Ma was right about one thing. It was true that Benny’s relationships had been complicated. People had a tendency to relate to only one thing or another, not to people like her, not to in-betweeners, not to neither-nors. This had been true in politics, it had been true in religion, it had been true in culture, and it sure as hell was true when it came to the laws of attraction.
Benny had to watch herself, she was overmixing the batter. She was getting agitated. She was thinking of how she had been called a flake, called confused, called insincere. In trying to live with an open heart, Benny had set herself up to be perpetually mistrusted. Thank goodness times had changed since her difficult college days. But there was still a lot of misunderstanding to go around.
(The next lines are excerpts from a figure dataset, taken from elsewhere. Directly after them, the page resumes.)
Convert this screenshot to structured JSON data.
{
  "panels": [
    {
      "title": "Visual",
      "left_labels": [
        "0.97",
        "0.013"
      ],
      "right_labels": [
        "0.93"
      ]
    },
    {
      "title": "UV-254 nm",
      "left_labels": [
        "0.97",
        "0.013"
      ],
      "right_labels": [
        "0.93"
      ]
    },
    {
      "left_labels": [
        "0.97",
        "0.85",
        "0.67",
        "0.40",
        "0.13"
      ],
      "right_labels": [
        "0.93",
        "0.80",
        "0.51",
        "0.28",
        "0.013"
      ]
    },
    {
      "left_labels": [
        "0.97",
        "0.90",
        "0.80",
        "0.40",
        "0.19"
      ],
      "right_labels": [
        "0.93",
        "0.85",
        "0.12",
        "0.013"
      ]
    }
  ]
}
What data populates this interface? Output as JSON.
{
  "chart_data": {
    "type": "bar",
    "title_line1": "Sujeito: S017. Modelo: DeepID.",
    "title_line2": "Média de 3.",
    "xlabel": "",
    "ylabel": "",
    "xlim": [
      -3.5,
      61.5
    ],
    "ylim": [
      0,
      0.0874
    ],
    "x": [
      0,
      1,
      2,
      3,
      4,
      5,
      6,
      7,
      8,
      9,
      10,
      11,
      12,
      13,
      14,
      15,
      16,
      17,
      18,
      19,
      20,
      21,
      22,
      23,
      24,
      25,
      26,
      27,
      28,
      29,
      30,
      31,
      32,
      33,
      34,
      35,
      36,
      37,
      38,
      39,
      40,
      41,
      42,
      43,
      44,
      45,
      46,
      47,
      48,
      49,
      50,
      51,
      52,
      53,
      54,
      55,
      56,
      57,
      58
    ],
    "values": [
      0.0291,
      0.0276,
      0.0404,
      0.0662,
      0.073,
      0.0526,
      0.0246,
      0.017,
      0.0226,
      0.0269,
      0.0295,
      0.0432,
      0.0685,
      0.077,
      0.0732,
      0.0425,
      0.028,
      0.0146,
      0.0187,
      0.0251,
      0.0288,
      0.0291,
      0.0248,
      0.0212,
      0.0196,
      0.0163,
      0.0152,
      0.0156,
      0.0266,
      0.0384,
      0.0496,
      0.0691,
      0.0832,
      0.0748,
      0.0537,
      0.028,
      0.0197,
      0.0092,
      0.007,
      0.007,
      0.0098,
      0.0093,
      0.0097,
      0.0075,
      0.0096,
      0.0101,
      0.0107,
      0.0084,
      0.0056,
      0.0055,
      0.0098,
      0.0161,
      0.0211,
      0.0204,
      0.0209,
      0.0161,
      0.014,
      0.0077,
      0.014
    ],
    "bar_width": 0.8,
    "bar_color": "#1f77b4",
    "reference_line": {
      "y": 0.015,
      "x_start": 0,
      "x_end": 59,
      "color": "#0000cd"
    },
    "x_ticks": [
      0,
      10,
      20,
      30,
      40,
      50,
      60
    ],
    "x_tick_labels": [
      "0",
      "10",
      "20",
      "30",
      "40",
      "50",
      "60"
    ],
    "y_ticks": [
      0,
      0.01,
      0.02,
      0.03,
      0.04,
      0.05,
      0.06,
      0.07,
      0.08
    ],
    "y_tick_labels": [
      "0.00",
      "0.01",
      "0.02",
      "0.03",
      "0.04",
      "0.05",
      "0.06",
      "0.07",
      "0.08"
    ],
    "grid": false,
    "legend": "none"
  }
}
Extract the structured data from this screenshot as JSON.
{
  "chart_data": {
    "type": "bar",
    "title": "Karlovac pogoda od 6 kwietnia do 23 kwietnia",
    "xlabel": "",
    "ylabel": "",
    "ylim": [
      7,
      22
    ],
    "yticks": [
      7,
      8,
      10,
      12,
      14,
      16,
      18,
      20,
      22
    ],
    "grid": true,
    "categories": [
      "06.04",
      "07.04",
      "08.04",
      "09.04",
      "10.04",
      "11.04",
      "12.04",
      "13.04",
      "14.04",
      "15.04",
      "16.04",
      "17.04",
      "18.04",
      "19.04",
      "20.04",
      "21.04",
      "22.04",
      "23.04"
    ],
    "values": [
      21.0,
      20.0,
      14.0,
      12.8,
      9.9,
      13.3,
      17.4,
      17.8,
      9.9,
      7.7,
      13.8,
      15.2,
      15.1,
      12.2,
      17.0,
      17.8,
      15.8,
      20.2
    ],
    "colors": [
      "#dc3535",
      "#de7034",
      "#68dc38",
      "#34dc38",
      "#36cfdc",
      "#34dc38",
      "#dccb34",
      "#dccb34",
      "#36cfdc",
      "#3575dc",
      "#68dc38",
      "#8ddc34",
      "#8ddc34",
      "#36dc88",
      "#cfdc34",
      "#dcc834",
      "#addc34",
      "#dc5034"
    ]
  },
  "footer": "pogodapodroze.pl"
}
And when people didn’t understand something, they often felt threatened.
And when people felt threatened, they often turned to violence.
Benny Writes
The cake-baking photos were ready and tucked into a padded envelope. Benny pulled a stool over to the kitchen counter and picked up a pen.
Dear Ma, Benny began.
Benny’s first mistake was to write the note by hand. She’d always been a slow writer. Her second mistake was to think that she could explain herself in a handwritten note, not only because there was so much to say, but also because some things were too ugly to be written down. Still, she wanted to try, even though five years had gone by since her father’s death.
I know it’s been a long time since we’ve talked. I heard your messages. I just wanted you to know that I appreciated them and I think about you all the time. I’m really sorry about Dad’s funeral. I’m sorry I wasn’t there. Actually, I was there that day, I just didn’t let you know it. I saw you in that peach-colored dress that Dad always loved and I am so glad you wore that instead of the conventional black. I could just imagine a couple of those ladies (you know who I mean) seeing the widow of the esteemed Bert Bennett wearing such a bright dress at her husband’s funeral! Daddy would have found that funny.